Let's take heart rate (HR) as an example. HR is the most commonly used physiological parameter to monitor physical activity and is getting used more and more with the introduction of many wrist-based HR monitors. HR can be key in providing accurate, personalized estimates at the individual level due to the strong relation between oxygen consumption, HR and EE within one individual. Here we can see how EE and HR evolve during different activities performed by one individual. The signals follow a similar trend. Pearson's correlation coefficient between HR and EE is 0.98, clearly, HR can be used as a predictor of EE.

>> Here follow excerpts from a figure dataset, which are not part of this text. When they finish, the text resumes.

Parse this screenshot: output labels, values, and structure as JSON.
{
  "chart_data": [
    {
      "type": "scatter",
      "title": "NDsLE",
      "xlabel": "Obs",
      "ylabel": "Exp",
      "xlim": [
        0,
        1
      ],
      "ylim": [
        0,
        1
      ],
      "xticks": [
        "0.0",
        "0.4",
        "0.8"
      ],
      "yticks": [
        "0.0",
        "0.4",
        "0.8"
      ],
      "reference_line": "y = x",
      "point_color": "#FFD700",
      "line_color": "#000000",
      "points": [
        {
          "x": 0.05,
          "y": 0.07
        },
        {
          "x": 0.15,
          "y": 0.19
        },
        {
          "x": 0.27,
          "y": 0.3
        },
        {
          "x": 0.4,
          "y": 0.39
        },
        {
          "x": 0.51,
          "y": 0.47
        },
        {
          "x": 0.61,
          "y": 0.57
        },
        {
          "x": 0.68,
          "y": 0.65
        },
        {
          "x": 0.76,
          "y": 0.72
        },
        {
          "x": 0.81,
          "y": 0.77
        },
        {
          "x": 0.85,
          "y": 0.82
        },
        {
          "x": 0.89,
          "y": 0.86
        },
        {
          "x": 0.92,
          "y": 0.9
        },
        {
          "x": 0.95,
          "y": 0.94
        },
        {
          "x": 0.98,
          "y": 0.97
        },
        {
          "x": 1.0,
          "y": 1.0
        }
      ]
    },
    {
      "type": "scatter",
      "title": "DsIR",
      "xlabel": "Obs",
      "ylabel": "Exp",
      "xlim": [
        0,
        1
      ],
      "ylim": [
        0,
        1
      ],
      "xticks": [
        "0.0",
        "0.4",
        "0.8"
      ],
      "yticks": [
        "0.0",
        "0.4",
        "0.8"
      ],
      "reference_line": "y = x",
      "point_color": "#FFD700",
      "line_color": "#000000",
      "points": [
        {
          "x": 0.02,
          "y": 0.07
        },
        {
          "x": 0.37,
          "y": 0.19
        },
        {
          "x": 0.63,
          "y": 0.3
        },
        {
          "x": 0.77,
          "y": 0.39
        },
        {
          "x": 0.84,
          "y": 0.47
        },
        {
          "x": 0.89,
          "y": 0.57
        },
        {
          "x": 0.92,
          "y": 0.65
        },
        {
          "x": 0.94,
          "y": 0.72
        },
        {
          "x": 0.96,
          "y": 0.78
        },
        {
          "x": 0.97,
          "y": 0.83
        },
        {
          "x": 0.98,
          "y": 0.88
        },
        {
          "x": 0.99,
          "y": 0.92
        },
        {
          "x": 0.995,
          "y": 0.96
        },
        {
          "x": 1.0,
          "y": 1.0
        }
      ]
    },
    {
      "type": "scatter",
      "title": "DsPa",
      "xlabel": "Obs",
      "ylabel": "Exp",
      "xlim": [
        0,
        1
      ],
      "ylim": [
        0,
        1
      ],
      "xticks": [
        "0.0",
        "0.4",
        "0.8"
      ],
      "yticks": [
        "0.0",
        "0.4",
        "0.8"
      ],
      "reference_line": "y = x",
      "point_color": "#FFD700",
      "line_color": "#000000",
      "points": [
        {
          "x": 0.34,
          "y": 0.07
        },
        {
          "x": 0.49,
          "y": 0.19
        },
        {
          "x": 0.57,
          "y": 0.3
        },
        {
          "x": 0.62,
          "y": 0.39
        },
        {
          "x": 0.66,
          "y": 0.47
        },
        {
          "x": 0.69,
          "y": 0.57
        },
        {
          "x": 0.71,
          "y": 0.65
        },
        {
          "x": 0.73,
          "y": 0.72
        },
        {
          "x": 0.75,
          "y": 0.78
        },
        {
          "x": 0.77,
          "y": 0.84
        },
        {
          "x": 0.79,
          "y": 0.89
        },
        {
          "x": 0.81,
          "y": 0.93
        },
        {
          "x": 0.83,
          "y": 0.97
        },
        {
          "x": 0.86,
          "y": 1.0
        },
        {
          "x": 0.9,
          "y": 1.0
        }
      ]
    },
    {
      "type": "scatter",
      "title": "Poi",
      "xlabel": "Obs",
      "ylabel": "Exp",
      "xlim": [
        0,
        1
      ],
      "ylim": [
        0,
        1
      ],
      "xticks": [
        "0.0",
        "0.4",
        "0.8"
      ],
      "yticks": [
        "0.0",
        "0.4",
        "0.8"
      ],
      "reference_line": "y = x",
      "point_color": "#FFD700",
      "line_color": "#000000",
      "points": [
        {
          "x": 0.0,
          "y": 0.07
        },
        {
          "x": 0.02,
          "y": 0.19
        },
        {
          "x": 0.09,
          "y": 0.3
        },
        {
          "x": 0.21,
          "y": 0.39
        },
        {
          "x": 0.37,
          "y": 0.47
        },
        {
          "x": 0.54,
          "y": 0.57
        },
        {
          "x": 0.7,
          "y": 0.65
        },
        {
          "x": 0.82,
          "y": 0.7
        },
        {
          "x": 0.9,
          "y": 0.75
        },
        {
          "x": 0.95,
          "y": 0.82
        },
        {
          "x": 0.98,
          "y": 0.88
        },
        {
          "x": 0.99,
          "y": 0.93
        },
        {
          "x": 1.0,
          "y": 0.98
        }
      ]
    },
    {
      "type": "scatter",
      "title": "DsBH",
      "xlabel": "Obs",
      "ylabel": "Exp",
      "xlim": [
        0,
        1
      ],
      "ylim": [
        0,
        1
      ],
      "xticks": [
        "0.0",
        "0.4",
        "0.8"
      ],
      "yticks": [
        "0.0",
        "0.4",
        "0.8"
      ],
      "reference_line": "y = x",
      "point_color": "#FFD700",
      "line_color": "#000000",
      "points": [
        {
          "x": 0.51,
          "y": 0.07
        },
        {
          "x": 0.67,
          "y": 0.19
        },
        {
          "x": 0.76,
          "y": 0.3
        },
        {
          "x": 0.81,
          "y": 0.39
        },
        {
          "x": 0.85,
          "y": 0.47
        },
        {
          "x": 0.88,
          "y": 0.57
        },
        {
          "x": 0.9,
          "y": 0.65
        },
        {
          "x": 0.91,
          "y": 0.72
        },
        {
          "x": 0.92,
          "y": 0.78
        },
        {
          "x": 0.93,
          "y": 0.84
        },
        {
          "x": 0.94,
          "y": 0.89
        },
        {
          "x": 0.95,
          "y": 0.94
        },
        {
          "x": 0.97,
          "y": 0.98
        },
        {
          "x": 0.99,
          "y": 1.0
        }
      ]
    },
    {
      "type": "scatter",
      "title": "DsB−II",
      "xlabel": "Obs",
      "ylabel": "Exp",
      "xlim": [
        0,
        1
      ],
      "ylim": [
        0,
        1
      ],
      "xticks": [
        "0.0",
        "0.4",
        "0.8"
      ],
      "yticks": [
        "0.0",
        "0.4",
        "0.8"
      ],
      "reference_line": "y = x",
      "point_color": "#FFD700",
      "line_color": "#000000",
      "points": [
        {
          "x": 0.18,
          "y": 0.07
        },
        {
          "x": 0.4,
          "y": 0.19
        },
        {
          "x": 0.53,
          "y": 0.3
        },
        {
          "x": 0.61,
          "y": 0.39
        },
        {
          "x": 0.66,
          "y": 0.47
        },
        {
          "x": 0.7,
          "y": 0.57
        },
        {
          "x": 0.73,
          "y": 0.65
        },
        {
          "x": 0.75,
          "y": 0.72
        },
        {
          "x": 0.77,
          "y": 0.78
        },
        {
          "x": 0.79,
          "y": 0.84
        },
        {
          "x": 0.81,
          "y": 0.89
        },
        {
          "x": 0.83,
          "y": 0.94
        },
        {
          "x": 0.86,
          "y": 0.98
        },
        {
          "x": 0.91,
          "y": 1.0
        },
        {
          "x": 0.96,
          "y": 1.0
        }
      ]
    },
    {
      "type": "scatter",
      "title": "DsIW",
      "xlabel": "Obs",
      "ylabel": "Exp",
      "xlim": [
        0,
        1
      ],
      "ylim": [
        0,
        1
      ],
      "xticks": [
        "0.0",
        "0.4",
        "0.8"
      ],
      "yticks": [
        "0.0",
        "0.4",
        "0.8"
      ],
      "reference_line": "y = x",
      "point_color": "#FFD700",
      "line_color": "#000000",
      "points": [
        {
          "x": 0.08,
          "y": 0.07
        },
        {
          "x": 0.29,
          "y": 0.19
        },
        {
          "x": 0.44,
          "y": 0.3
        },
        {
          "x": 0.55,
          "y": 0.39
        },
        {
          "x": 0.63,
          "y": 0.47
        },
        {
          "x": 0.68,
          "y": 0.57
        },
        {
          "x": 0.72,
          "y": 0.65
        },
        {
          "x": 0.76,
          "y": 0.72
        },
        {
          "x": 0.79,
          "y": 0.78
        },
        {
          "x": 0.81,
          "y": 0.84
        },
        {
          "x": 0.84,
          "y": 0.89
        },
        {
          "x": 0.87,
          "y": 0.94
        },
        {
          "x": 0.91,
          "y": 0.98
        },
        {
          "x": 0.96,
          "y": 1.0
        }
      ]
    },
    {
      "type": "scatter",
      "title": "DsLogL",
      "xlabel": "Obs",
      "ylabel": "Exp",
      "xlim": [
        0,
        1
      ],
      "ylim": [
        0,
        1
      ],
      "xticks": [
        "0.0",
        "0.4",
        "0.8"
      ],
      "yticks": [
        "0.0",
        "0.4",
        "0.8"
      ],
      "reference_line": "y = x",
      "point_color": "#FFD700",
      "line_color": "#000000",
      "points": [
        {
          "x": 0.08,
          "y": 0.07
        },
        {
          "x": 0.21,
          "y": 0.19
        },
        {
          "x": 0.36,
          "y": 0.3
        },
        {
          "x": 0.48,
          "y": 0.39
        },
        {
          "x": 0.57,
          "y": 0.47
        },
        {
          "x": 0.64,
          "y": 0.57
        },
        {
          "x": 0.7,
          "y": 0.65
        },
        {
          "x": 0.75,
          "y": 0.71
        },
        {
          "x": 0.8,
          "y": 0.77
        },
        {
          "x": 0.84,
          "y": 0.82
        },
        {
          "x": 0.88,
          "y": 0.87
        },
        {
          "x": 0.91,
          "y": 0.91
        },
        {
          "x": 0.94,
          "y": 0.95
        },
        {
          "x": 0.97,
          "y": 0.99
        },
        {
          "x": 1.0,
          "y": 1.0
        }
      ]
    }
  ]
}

However, this individual-specific relation does not hold across individuals, challenging standard population-based approaches for EE estimation. As a result, individual calibration and laboratory tests are needed to normalize HR. The rationale behind the need for normalization is that individuals with similar body size expend similar amounts of energy during a certain activity, however their HR differs depending on other factors, for example, fitness.
Let's look at another example to clarify this point. Here we have walking, running and biking data from two participants, the similar body size (weight P1: 57 and P2: 52 kg, height P1: 166 and P2: 169 cm), results in similar levels of EE for the same activities, as shown in the two plots on the left side. However, the different fitness level (VO2max P1: 2100 ml/min and P2: 3130 ml/min) results in higher HR for the unfit participant, as shown in the two plot on the right end side. Thus, estimation models relying on HR to predict EE will result in underestimations and overestimations of EE.
The main focus of my research was then to define methods and models able to take into account variability in physiological signals between individuals without the need for individual calibration. Let's take a step back, and start with the basics.
cardiovascular endurance and fitness
Moving on, let’s introduce the concept of cardiovascular endurance or cardiorespiratory fitness. Cardiorespiratory fitness (from now on just fitness) is defined as the ability of the circulatory and respiratory systems to supply oxygen during sustained physical activity. Fitness is not only an objective measure of habitual physical activity, but also a useful diagnostic and prognostic health indicator for patients in clinical settings, as well as healthy individuals . Fitness is considered among the most important determinants of health and wellbeing.
In this post, my interest is purely related to performance in sports. So everything that follows should be considered in this context.